Since horror movies are down to such a cookie cutter formula, why can’t you plug in your own actresses-it-isn’t-working-out-for and get a solid killer and turn your $5 Million dollar budget into a $6 Million straight-to-DVD blockbuster? Follow these steps to be the next Wes Craven wannabe.
The most important thing is your star. But real stars don’t go for horror films, so you’ll have to aim for the kind of girl who is right on the verge of giving up on her acting dreams for porn and kinda sorta looks like Jennifer Love Hewitt.
Your star’s most important asset is not so much acting, but more the size of her tits. In fact the size of her tits is in indirect relationship to how important her acting skills are.
Once your star is lined up, you need to round out your cast with a reliable troupe of horror film mainstays:
–Preppy douche bag with finance career lined up.
-Ditzy cheerleader who isn’t big on shirts.
–Black guy for jokes (only for the first act)
-The bitchy bully, or in real life is known as the lesbian.
–The creepy nerd who everyone is sure is the murderer.

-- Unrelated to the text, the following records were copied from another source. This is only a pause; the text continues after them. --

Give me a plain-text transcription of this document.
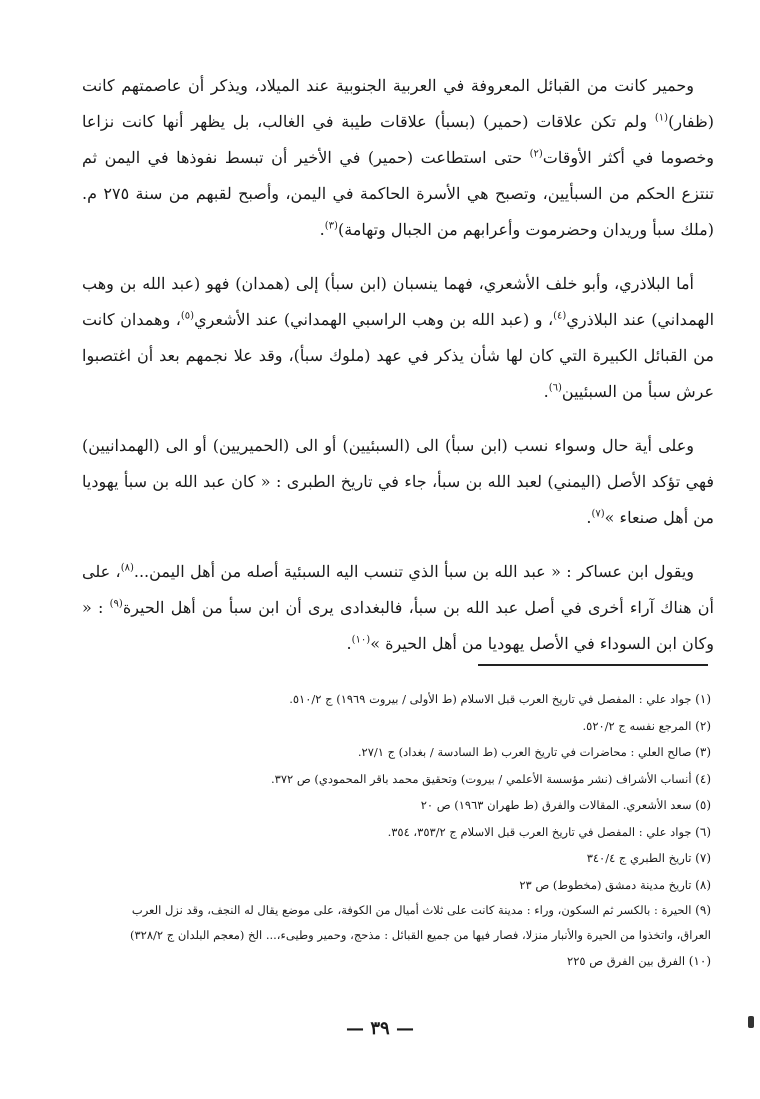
وحمير كانت من القبائل المعروفة في العربية الجنوبية عند الميلاد، ويذكر أن عاصمتهم كانت (ظفار)$^{(١)}$ ولم تكن علاقات (حمير) (بسبأ) علاقات طيبة في الغالب، بل يظهر أنها كانت نزاعا وخصوما في أكثر الأوقات$^{(٢)}$ حتى استطاعت (حمير) في الأخير أن تبسط نفوذها في اليمن ثم تنتزع الحكم من السبأيين، وتصبح هي الأسرة الحاكمة في اليمن، وأصبح لقبهم من سنة ٢٧٥ م. (ملك سبأ وريدان وحضرموت وأعرابهم من الجبال وتهامة)$^{(٣)}$.

أما البلاذري، وأبو خلف الأشعري، فهما ينسبان (ابن سبأ) إلى (همدان) فهو (عبد الله بن وهب الهمداني) عند البلاذري$^{(٤)}$، و (عبد الله بن وهب الراسبي الهمداني) عند الأشعري$^{(٥)}$، وهمدان كانت من القبائل الكبيرة التي كان لها شأن يذكر في عهد (ملوك سبأ)، وقد علا نجمهم بعد أن اغتصبوا عرش سبأ من السبئيين$^{(٦)}$.

وعلى أية حال وسواء نسب (ابن سبأ) الى (السبئيين) أو الى (الحميريين) أو الى (الهمدانيين) فهي تؤكد الأصل (اليمني) لعبد الله بن سبأ، جاء في تاريخ الطبرى : « كان عبد الله بن سبأ يهوديا من أهل صنعاء »$^{(٧)}$.

ويقول ابن عساكر : « عبد الله بن سبأ الذي تنسب اليه السبئية أصله من أهل اليمن...$^{(٨)}$، على أن هناك آراء أخرى في أصل عبد الله بن سبأ، فالبغدادى يرى أن ابن سبأ من أهل الحيرة$^{(٩)}$ : « وكان ابن السوداء في الأصل يهوديا من أهل الحيرة »$^{(١٠)}$.

(١) جواد علي : المفصل في تاريخ العرب قبل الاسلام (ط الأولى / بيروت ١٩٦٩) ج ٥١٠/٢.
(٢) المرجع نفسه ج ٥٢٠/٢.
(٣) صالح العلي : محاضرات في تاريخ العرب (ط السادسة / بغداد) ج ٢٧/١.
(٤) أنساب الأشراف (نشر مؤسسة الأعلمي / بيروت) وتحقيق محمد باقر المحمودي) ص ٣٧٢.
(٥) سعد الأشعري. المقالات والفرق (ط طهران ١٩٦٣) ص ٢٠
(٦) جواد علي : المفصل في تاريخ العرب قبل الاسلام ج ٣٥٣/٢، ٣٥٤.
(٧) تاريخ الطبري ج ٣٤٠/٤
(٨) تاريخ مدينة دمشق (مخطوط) ص ٢٣
(٩) الحيرة : بالكسر ثم السكون، وراء : مدينة كانت على ثلاث أميال من الكوفة، على موضع يقال له النجف، وقد نزل العرب العراق، واتخذوا من الحيرة والأنبار منزلا، فصار فيها من جميع القبائل : مذحج، وحمير وطيىء،... الخ (معجم البلدان ج ٣٢٨/٢)
(١٠) الفرق بين الفرق ص ٢٢٥
— ٣٩ —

As long as you have someone genuinely scary with a good weapon, you’re in the clear. A good weapon is described as something that was used to kill animals in the 1800s. Maces, mallets, fish hooks, axes, bow and arrows, knives and bear traps are all reliable horror bad guy weapons.

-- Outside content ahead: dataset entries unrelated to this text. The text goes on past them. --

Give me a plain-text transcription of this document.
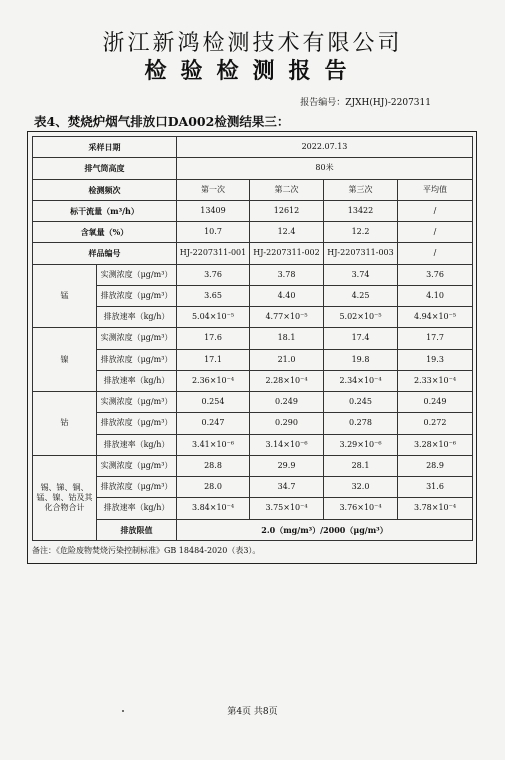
浙江新鸿检测技术有限公司
检验检测报告
报告编号：ZJXH(HJ)-2207311
表4、焚烧炉烟气排放口DA002检测结果三：
采样日期		2022.07.13			
排气筒高度		80米			
检测频次		第一次	第二次	第三次	平均值
标干流量（m³/h）		13409	12612	13422	/
含氧量（%）		10.7	12.4	12.2	/
样品编号		HJ-2207311-001	HJ-2207311-002	HJ-2207311-003	/
锰	实测浓度（μg/m³）	3.76	3.78	3.74	3.76
	排放浓度（μg/m³）	3.65	4.40	4.25	4.10
	排放速率（kg/h）	5.04×10⁻⁵	4.77×10⁻⁵	5.02×10⁻⁵	4.94×10⁻⁵
镍	实测浓度（μg/m³）	17.6	18.1	17.4	17.7
	排放浓度（μg/m³）	17.1	21.0	19.8	19.3
	排放速率（kg/h）	2.36×10⁻⁴	2.28×10⁻⁴	2.34×10⁻⁴	2.33×10⁻⁴
钴	实测浓度（μg/m³）	0.254	0.249	0.245	0.249
	排放浓度（μg/m³）	0.247	0.290	0.278	0.272
	排放速率（kg/h）	3.41×10⁻⁶	3.14×10⁻⁶	3.29×10⁻⁶	3.28×10⁻⁶
锡、锑、铜、锰、镍、钴及其化合物合计	实测浓度（μg/m³）	28.8	29.9	28.1	28.9
	排放浓度（μg/m³）	28.0	34.7	32.0	31.6
	排放速率（kg/h）	3.84×10⁻⁴	3.75×10⁻⁴	3.76×10⁻⁴	3.78×10⁻⁴
	排放限值	2.0（mg/m³）/2000（μg/m³）			
备注：《危险废物焚烧污染控制标准》GB 18484-2020（表3）。
第4页 共8页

Also of note is the more elaborate the backstory for why your murderer came to be, the more time you’ll need to devote to have your hero in act three explain this history. This will lead to an unbelievably long speech of about ten minutes explaining how an Indian burial ground was desecrated for a high school so that a fisherman could avenge his father’s Satanic curse’s right to freedom of religion.
You could have Marion Jones at her most roided-out and an eight-year-old killer limping after her, but no matter how fast your victim runs, the killer is always waiting at the next turn. Don’t ruin your movie with logic.
1. The minority.
2. The non-minority funny guy.
3. The bitchy girl.
4. The douche bag bro.
5. The hot cheerleader girl (see shower scene below)
6. The jock.
7. The creepy nerd who everyone thinks is the murderer.
The Shower Scene
Every horror film requires that your non-hero girl with the largest tits be killed while said tits are exposed. This can occur in a shower (easy, since it’s been done since Psycho), a pool (steam provides great cover), the pool house after skinny dipping (because who doesn’t have a pool house with elaborate corridors?), or a schvitz at a bar mitzvah for Jewish-themed horror films. The girl is required to think that her boyfriend is playing a prank on her, just to discover her disembodied boyfriend’s body. This is when the murderer appears and chases the naked hottie until she slips and falls, breaks her nose and waits her inevitable throat-slitting.
No matter how ludicrous your ending might be, you need your murderer to get away. You must leave the door open for your horror film to be complimented by sixteen bad sequels to come out the week before Halloween for the next two decades. A good way to accomplish this is to have the hero throw the murderer’s body into an incinerator and have everyone celebrate the film being over. Then a nice little coda at the end mentions, “We didn’t find the body. In the incinerator.”